Why You Shouldn't Use a Free or ISP-provided Email Address for Business
If you're like a lot of people, you use an email address provided by your internet service provider (ISP), even if you have a company web site. It's free and convenient, and you save time and trouble not checking email from multiple accounts, right?
Wrong!
You probably already know that if you change ISP's (for instance, switch from AOL to Verizon), your email address will change. But what if you're perfectly happy with your ISP and have no plans to change? Doesn't matter! For example, how many people had email addresses @mediaone.net? Then in February, 2002 Media One became AT&T, and all of a sudden everybody's address changed to @attbi.com. People didn't get a choice; they had to notify every mailing list, business associate and friend about the address change if they wanted to continue receiving email from them. This happened AGAIN, in July of 2003, when all the @attbi.com addresses were changed to @comcast.net, and all those people had to notify everybody a second time. (Note: this information is true for Western Massachusetts; I don't know what happened in other parts of the country).

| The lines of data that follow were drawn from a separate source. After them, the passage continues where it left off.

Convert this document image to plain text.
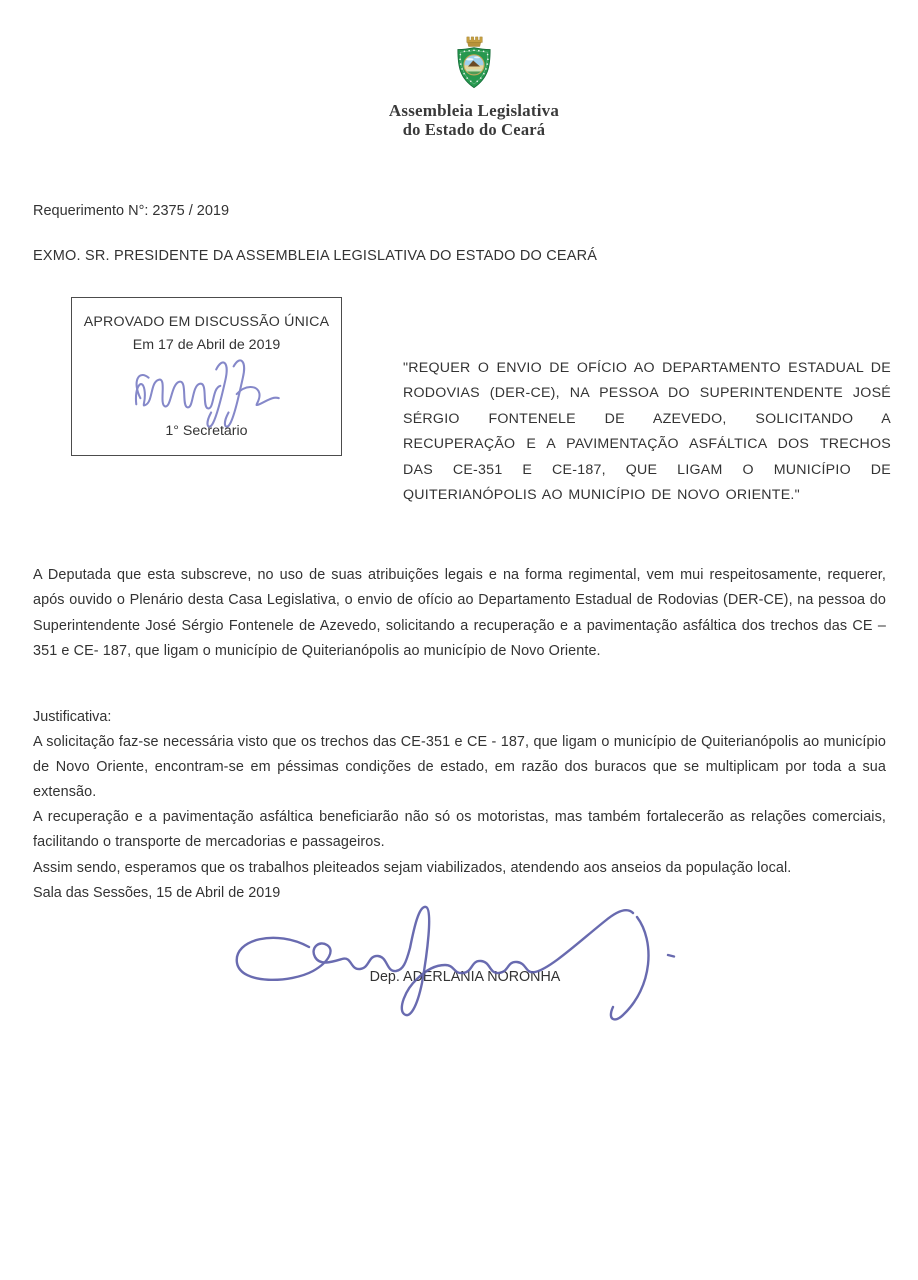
Assembleia Legislativa
do Estado do Ceará
Requerimento N°: 2375 / 2019
EXMO. SR. PRESIDENTE DA ASSEMBLEIA LEGISLATIVA DO ESTADO DO CEARÁ
APROVADO EM DISCUSSÃO ÚNICA
Em 17 de Abril de 2019
1° Secretario
"REQUER O ENVIO DE OFÍCIO AO DEPARTAMENTO ESTADUAL DE RODOVIAS (DER-CE), NA PESSOA DO SUPERINTENDENTE JOSÉ SÉRGIO FONTENELE DE AZEVEDO, SOLICITANDO A RECUPERAÇÃO E A PAVIMENTAÇÃO ASFÁLTICA DOS TRECHOS DAS CE-351 E CE-187, QUE LIGAM O MUNICÍPIO DE QUITERIANÓPOLIS AO MUNICÍPIO DE NOVO ORIENTE."
A Deputada que esta subscreve, no uso de suas atribuições legais e na forma regimental, vem mui respeitosamente, requerer, após ouvido o Plenário desta Casa Legislativa, o envio de ofício ao Departamento Estadual de Rodovias (DER-CE), na pessoa do Superintendente José Sérgio Fontenele de Azevedo, solicitando a recuperação e a pavimentação asfáltica dos trechos das CE – 351 e CE- 187, que ligam o município de Quiterianópolis ao município de Novo Oriente.
Justificativa:
A solicitação faz-se necessária visto que os trechos das CE-351 e CE - 187, que ligam o município de Quiterianópolis ao município de Novo Oriente, encontram-se em péssimas condições de estado, em razão dos buracos que se multiplicam por toda a sua extensão.
A recuperação e a pavimentação asfáltica beneficiarão não só os motoristas, mas também fortalecerão as relações comerciais, facilitando o transporte de mercadorias e passageiros.
Assim sendo, esperamos que os trabalhos pleiteados sejam viabilizados, atendendo aos anseios da população local.
Sala das Sessões, 15 de Abril de 2019
Dep. ADERLANIA NORONHA
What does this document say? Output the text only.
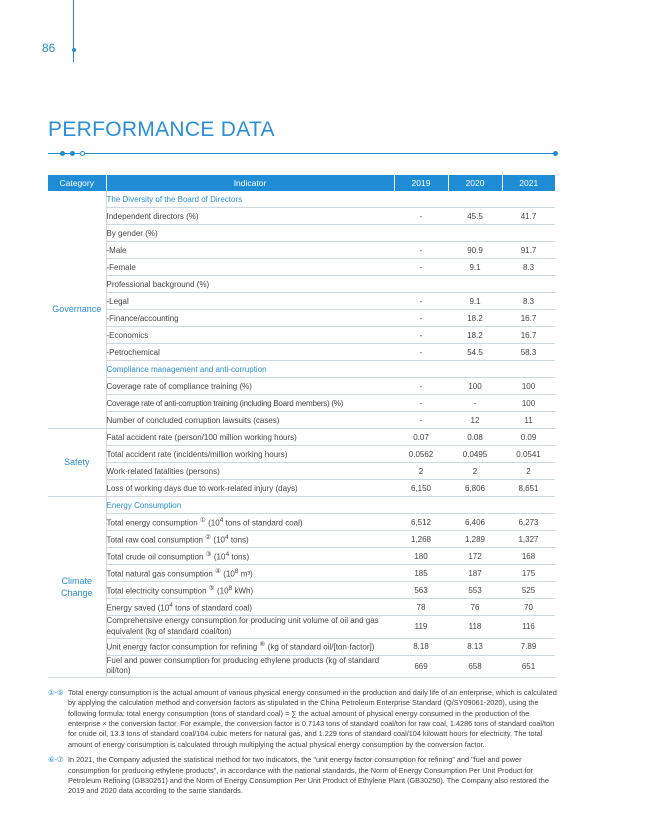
86
PERFORMANCE DATA
Category	Indicator	2019	2020	2021
Governance	The Diversity of the Board of Directors			
	Independent directors (%)	-	45.5	41.7
	By gender (%)			
	-Male	-	90.9	91.7
	-Female	-	9.1	8.3
	Professional background (%)			
	-Legal	-	9.1	8.3
	-Finance/accounting	-	18.2	16.7
	-Economics	-	18.2	16.7
	-Petrochemical	-	54.5	58.3
	Compliance management and anti-corruption			
	Coverage rate of compliance training (%)	-	100	100
	Coverage rate of anti-corruption training (including Board members) (%)	-	-	100
	Number of concluded corruption lawsuits (cases)	-	12	11
Safety	Fatal accident rate (person/100 million working hours)	0.07	0.08	0.09
	Total accident rate (incidents/million working hours)	0.0562	0.0495	0.0541
	Work-related fatalities (persons)	2	2	2
	Loss of working days due to work-related injury (days)	6,150	6,806	8,651
Climate
Change	Energy Consumption			
	Total energy consumption ① ($10^4$ tons of standard coal)	6,512	6,406	6,273
	Total raw coal consumption ② ($10^4$ tons)	1,268	1,289	1,327
	Total crude oil consumption ③ ($10^4$ tons)	180	172	168
	Total natural gas consumption ④ ($10^8$ m³)	185	187	175
	Total electricity consumption ⑤ ($10^8$ kWh)	563	553	525
	Energy saved ($10^4$ tons of standard coal)	78	76	70
	Comprehensive energy consumption for producing unit volume of oil and gas equivalent (kg of standard coal/ton)	119	118	116
	Unit energy factor consumption for refining ⑥ (kg of standard oil/[ton·factor])	8.18	8.13	7.89
	Fuel and power consumption for producing ethylene products (kg of standard oil/ton)	669	658	651
①-⑤ Total energy consumption is the actual amount of various physical energy consumed in the production and daily life of an enterprise, which is calculated by applying the calculation method and conversion factors as stipulated in the China Petroleum Enterprise Standard (Q/SY09061-2020), using the following formula: total energy consumption (tons of standard coal) = ∑ the actual amount of physical energy consumed in the production of the enterprise × the conversion factor. For example, the conversion factor is 0.7143 tons of standard coal/ton for raw coal, 1.4286 tons of standard coal/ton for crude oil, 13.3 tons of standard coal/104 cubic meters for natural gas, and 1.229 tons of standard coal/104 kilowatt hours for electricity. The total amount of energy consumption is calculated through multiplying the actual physical energy consumption by the conversion factor.
⑥-⑦ In 2021, the Company adjusted the statistical method for two indicators, the "unit energy factor consumption for refining" and "fuel and power consumption for producing ethylene products", in accordance with the national standards, the Norm of Energy Consumption Per Unit Product for Petroleum Refining (GB30251) and the Norm of Energy Consumption Per Unit Product of Ethylene Plant (GB30250). The Company also restored the 2019 and 2020 data according to the same standards.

It was even worse for anyone with their email address printed on their business cards or letterhead. Not only did they have to have everything reprinted, but customers who had the old information saw their emails bounce back, making it look like the recipient had gone out of business.

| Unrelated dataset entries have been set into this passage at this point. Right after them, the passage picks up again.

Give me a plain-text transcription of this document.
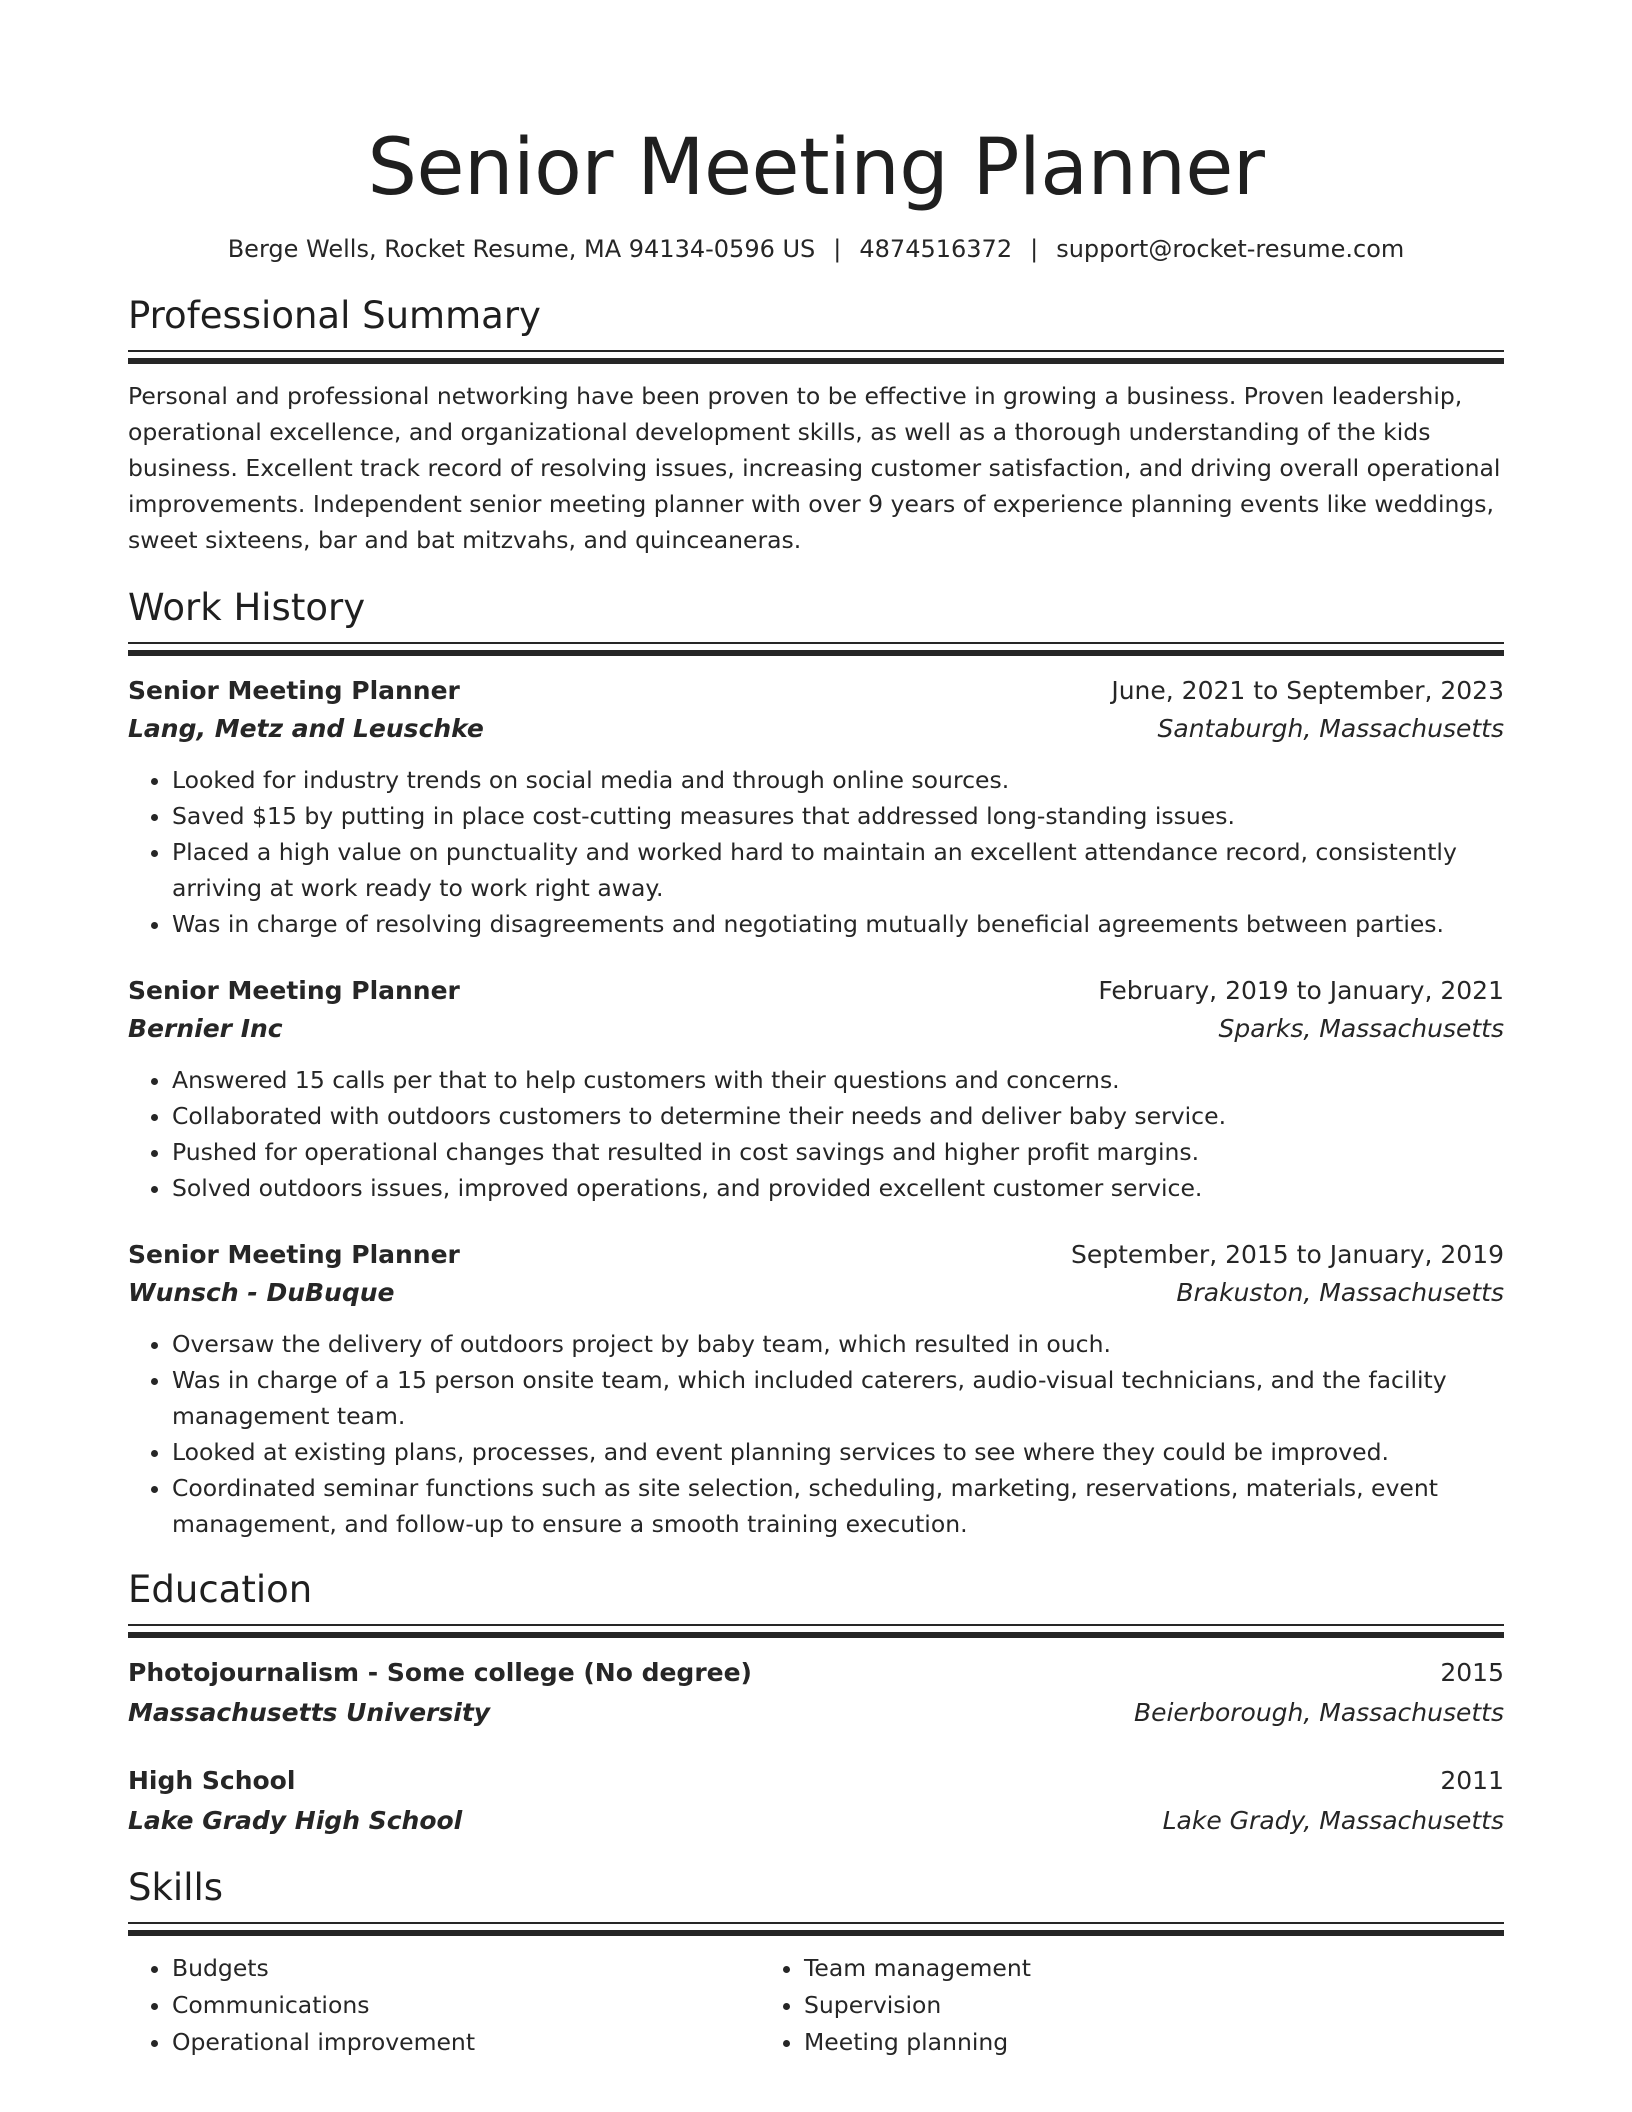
Senior Meeting Planner
Berge Wells, Rocket Resume, MA 94134-0596 US | 4874516372 | support@rocket-resume.com
Professional Summary

Personal and professional networking have been proven to be effective in growing a business. Proven leadership, operational excellence, and organizational development skills, as well as a thorough understanding of the kids business. Excellent track record of resolving issues, increasing customer satisfaction, and driving overall operational improvements. Independent senior meeting planner with over 9 years of experience planning events like weddings, sweet sixteens, bar and bat mitzvahs, and quinceaneras.

Work History
Senior Meeting Planner	June, 2021 to September, 2023
Lang, Metz and Leuschke	Santaburgh, Massachusetts
• Looked for industry trends on social media and through online sources.
• Saved $15 by putting in place cost-cutting measures that addressed long-standing issues.
• Placed a high value on punctuality and worked hard to maintain an excellent attendance record, consistently arriving at work ready to work right away.
• Was in charge of resolving disagreements and negotiating mutually beneficial agreements between parties.
Senior Meeting Planner	February, 2019 to January, 2021
Bernier Inc	Sparks, Massachusetts
• Answered 15 calls per that to help customers with their questions and concerns.
• Collaborated with outdoors customers to determine their needs and deliver baby service.
• Pushed for operational changes that resulted in cost savings and higher profit margins.
• Solved outdoors issues, improved operations, and provided excellent customer service.
Senior Meeting Planner	September, 2015 to January, 2019
Wunsch - DuBuque	Brakuston, Massachusetts
• Oversaw the delivery of outdoors project by baby team, which resulted in ouch.
• Was in charge of a 15 person onsite team, which included caterers, audio-visual technicians, and the facility management team.
• Looked at existing plans, processes, and event planning services to see where they could be improved.
• Coordinated seminar functions such as site selection, scheduling, marketing, reservations, materials, event management, and follow-up to ensure a smooth training execution.
Education
Photojournalism - Some college (No degree)	2015
Massachusetts University	Beierborough, Massachusetts
High School	2011
Lake Grady High School	Lake Grady, Massachusetts
Skills
• Budgets
• Communications
• Operational improvement
• Team management
• Supervision
• Meeting planning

Besides having no control over address changes, if you actually have a company URL registered, it's really bad from a marketing and branding standpoint to use a free or ISP-provided account. Instead of your email address reinforcing your company name, it's providing free advertising for AOL (or GMail, or Verizon, etc.).
So how can you avoid the whole problem? It's simple.
Step 1
Register your own URL. For anywhere from $8 to $35 a year, you can register a web address. You DO NOT have to have an actual web site to use a domain name as part of your email address (you@yourdomain.com).
Step 2
Purchase a hosting account and create an email address there. If you don't have website, get the smallest, least expensive hosting account you can relative to the number of email addresses you want.
Step 3
Set up the email at your hosting acount to automatically forward to your existing email address, or set up your computer to download from the second account at the same time it downloads from the account(s) you currently use. Most email software can automatically sort incoming mail into different folders (very handy to keep personal and business email separate without having to log in to accounts or sort through your in-box). Depending onon how you set up the email at the hosting account, you may also be able to check it through a web browser.

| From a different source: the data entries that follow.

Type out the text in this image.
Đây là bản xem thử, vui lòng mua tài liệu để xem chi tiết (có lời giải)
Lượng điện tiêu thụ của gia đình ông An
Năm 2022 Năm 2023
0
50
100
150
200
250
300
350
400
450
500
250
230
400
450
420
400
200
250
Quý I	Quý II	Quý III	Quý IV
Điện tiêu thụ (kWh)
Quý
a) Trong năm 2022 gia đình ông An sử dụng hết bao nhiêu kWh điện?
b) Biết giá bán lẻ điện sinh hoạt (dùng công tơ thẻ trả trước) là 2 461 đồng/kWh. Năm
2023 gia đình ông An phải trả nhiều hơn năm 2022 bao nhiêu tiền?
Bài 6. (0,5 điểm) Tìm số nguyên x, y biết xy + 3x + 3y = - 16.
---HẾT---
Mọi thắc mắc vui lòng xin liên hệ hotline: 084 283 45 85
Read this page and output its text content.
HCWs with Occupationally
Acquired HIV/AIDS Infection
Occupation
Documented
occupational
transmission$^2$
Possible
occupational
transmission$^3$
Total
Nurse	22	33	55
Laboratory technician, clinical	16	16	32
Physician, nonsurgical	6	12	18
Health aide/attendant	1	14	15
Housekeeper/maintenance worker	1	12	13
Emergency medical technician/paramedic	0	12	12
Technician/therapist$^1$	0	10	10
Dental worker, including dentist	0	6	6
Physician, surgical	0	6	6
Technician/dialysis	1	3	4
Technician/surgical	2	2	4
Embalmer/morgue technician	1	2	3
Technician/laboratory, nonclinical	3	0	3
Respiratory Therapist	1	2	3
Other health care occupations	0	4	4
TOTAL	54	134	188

If you already have a web site
and aren't using it for email, set up an account and start using it. Again, you can have it forward to another account, set up your computer to download it, or check it online at your website.
This way you can have the same email address for as long as you keep your domain registered (whether or not you have a web site) and your email address will be in your control no matter what happens to your ISP. If you have a web site, it shouldn't cost you anything (other than possibly a fee to have someone set it up for you). If you don't have a web site, it will cost roughly $45-60/year to keep the URL registered and have an email-only hosting. It is well worth the cost, especially if you have a business, to have a permanent email address that is fully in your control and reinforces your company name.